Rule of Thumb for freeze/2: Use freeze/2 where the predicate would generate uninstantiated solutions and a lot of choice points. The hope is that a subsequent goal will specify the solution more, and the freeze/2 will be woken up. Unfortunately doesn't work with CLP(FD) or dif/2, since freeze/2 does not react to refinements implied by CLP(FD) or dif/2, only unification will wake it up.

The code is thus:

lead(X, Y) :- var(X), !, freeze(X, lead(X,Y)).
lead([X|Y], Z) :- var(X), !, freeze(X, lead([X|Y],Z)).
lead([0|X], Y) :- !, lead(X, Y).
lead(X, X).

Here are some sample runs (SWI-Prolog without some import, Jekejeke Prolog use Minlog Extension and ?- use_module(library(term/suspend))):

?- lead([0,0,0,1,2,3], X).
X = [1, 2, 3].

?- lead([0,0|X], Y).
freeze(X, lead(X, Y)).

?- lead([0,0|X], Y), X = [0,1,2,3].
X = [0, 1, 2, 3],
Y = [1, 2, 3].

?- lead([Z,0|X], Y), X = [0,1,2,3].
X = [0, 1, 2, 3],
freeze(Z, lead([Z, 0, 0, 1, 2, 3], Y)).

?- lead([Z,0|X], Y), X = [0,1,2,3], Z = 0.
Z = 0,
X = [0, 1, 2, 3],
Y = [1, 2, 3].

In the above lead/2 implemetation only the first argument is handled. To handle multiple arguments simultaneously the predicate when/2 can be used. But for simplicity this is not shown here.

Also when using suspended goals, one might need a labeling like predicate at the end, since suspended goals cannot detect inconsistency among them.

Answer 5

The problem in your code is that the second parameter, your output, is specified as _, so your predicate is true for any output. What you want is a predicate that is true if and only if it is the input minus leading zeroes.

lead([], []).
lead([0 | Tail], Tail2) :- !, lead(Tail, Tail2).
lead([Head | Tail], [Head | Tail]) :- Head =\= 0.

The ! in the first line is optional. It prunes the search tree so Prolog does not consider the second line (which would fail) if the first line matches.

Answer 6

Here's how I'd phrase it. First, establish constraints: either X or Y must be bound to a list. Anything else fails.

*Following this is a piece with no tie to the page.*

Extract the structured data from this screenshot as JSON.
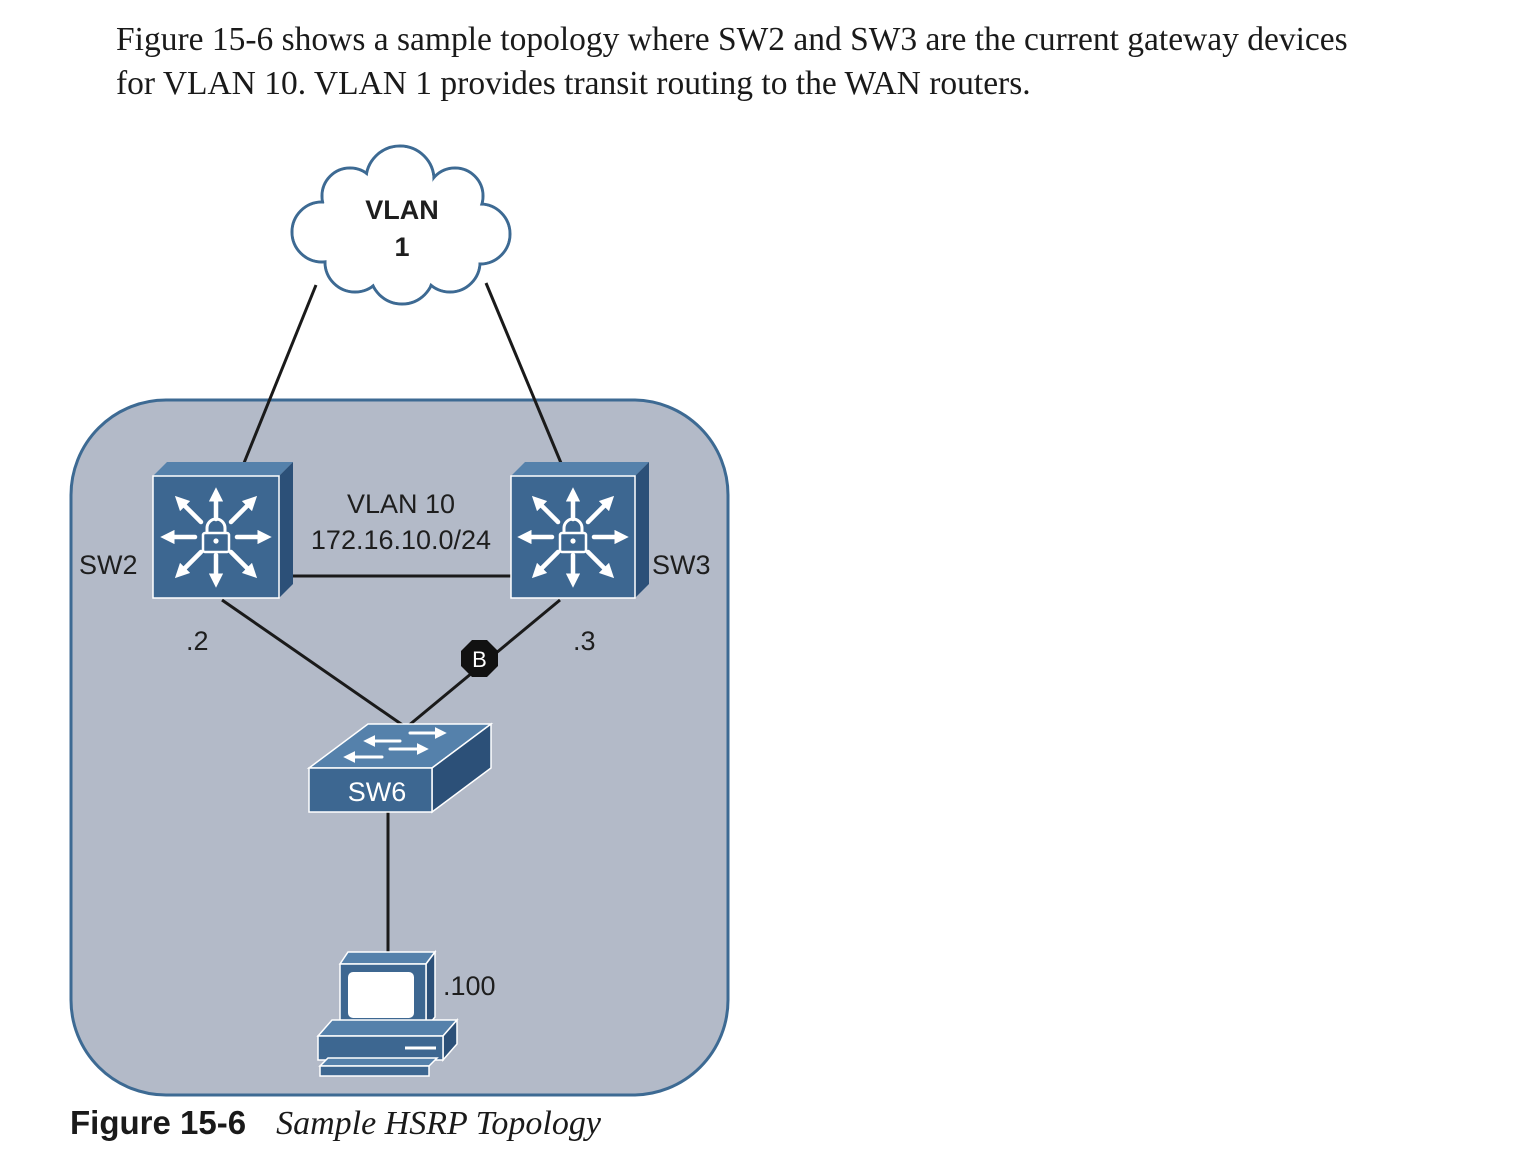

• If X is bound, we don't care about Y: it can be bound or unbound. We just strip any leading zeros from X and unify the results with Y. This path has a single possible solution.

• If X is unbound and Y is bound, we shift into generative mode. This path has an infinite number of possible solutions.

The code:

strip_leading_zeros(X,Y) :- listish(X), !, rmv0( X , Y ) .
strip_leading_zeros(X,Y) :- listish(Y), !, add0( Y , X ) .

rmv0( []     , [] ) .
rmv0( [D|Ds] , R  ) :- D \= 0 -> R = [D|Ds] ; rmv0(Ds,R) .

add0( X , X ) .
add0( X , Y ) :- add0([0|X],Y ) .

listish/1 is a simple shallow test for listish-ness. Use is_list/1 if you want to be pedantic about things.

listish( L     ) :- var(L), !, fail.
listish( []    ) .
listish( [_|_] ) .

Edited to note: is_list/1 traverses the entire list to ensure that it is testing is a properly constructed list, that is, a ./2 term, whose right-hand child is itself either another ./2 term or the atom [] (which denotes the empty list). If the list is long, this can be an expensive operation.

So, something like [a,b,c] is a proper list and is actually this term: .(a,.(b,.(c,[]))). Something like [a,b|32] is not a proper list: it is the term .(a,.(b,32)).